Nancy KRESS
FLEUVE NOIR
384pp - 22,00 €
Critique parue en janvier 2018 dans Bifrost n° 89
Futur proche. Quittant une Terre en piètre état, l’Ariel s’élance vers l’une des cinq exoplanètes habitables découvertes par les humains : Forêtverte. À bord du vaisseau, affrété par une compagnie privée, six mille colons en hibernation, issus de diverses obédiences – des néo-quakers pacifistes, une ex-famille royale arabe, un discret contingent chinois, des Cheyennes désireux qu’on les laisse tranquille une fois sur place – mais bien décidés à vivre en harmonie sur ce nouveau monde. Une fois les colons sur place, l’installation se déroule sans mal… jusqu’à ce qu’on découvre la présence d’extraterrestres sur Forêtverte, réparties dans plusieurs villages distants. Première forme d’intelligence extraterrestre jamais découverte, les Velus, tel qu’on les surnomme, se caractérisent par leur apathie ; du moins, pour certains, car d’autres tribus s’avèrent plus agressives, et d’autres encore assez euphoriques. Qui sont-ils ? Pourquoi sont-ils ainsi ? Et d’où viennent-ils ? Car une chose est sûre : ces Velus ne sont pas indigènes, et leur installation sur Forêtverte est récente. Bientôt, c’est un vaisseau extraterrestre qui arrive en vue de l’exoplanète ; au grand étonnement des colons humains, celui-ci transporte des êtres quasi-végétaux – les Tiges –, dont la chimie ne se base pas sur l’ADN. Les Tiges sont en conflit contre les Velus depuis des siècles, mais, dans l’incapacité morale de tuer, ces créatures végétales ont opté pour une autre approche. Et la colonie humaine se retrouve au beau milieu de cette guerre larvée…

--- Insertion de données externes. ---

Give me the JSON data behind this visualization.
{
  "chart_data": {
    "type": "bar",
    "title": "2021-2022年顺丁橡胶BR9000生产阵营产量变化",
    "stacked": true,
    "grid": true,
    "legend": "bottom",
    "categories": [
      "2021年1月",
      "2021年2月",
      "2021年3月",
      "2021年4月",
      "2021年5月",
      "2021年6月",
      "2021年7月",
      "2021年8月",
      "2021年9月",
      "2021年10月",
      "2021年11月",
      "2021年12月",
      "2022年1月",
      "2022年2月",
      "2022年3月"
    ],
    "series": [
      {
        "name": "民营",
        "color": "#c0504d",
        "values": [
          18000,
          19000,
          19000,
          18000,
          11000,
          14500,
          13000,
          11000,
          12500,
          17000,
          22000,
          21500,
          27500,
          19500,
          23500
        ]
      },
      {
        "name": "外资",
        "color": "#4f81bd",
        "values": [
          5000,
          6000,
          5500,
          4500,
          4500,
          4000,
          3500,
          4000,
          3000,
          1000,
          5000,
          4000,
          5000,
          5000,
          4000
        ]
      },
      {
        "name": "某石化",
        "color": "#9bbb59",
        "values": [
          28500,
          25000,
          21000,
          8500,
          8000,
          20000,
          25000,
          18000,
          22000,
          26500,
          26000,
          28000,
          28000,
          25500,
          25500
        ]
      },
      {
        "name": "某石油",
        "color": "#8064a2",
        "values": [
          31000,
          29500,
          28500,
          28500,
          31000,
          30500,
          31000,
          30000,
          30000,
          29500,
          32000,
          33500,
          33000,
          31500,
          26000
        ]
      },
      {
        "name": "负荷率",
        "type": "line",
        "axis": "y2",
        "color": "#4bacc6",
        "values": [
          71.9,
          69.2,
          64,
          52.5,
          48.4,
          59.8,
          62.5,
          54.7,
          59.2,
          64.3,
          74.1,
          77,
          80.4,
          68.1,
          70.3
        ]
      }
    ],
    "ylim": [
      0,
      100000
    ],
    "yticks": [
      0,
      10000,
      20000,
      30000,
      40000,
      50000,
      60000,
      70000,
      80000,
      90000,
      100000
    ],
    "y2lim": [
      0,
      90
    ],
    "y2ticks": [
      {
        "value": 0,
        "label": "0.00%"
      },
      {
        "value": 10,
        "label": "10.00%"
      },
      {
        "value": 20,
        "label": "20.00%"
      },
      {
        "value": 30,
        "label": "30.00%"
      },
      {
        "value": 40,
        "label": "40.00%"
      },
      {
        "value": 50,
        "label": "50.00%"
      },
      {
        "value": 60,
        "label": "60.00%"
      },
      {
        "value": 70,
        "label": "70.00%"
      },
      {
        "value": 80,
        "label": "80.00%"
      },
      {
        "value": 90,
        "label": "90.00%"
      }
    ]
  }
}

Nouvelle incursion de Nancy Kress dans le space opera, Feux croisés débute comme le récit d’une colonisation exoplanétaire auquel vient s’ajouter le thème du premier contact… avant de basculer, à la moitié du livre, dans le registre de la guerre interstellaire, perçue par le petit bout de la lorgnette. Classique (un peu trop, peut-être) mais efficace, d’autant que les relations entre les différentes factions humaines et leurs problématiques sont bien rendues, et que les Tiges et leur végétale culture (ha !) savent surprendre. Le roman n’abandonne pas pour autant les préoccupations favorites de l’auteure – à commencer par les modifications génétiques, tant humaines qu’extraterrestres, et leurs implications morales. En dépit de ses défauts (une intrigue quelque peu bancale, des personnages assez fades, des thématiques parfois survolées), l’histoire reste néanmoins plaisante à suivre, avec son ambiance old school. Il ne s’agit peut-être pas du récit le plus fameux de notre auteure, plus à l’aise sur la distance courte, mais même en mode mineur, Kress sait mener sa barque. Si Feux croisés constitue une histoire finie en soi, notons que la conclusion laisse la porte ouverte à une suite : Crucible (2004, inédit en français).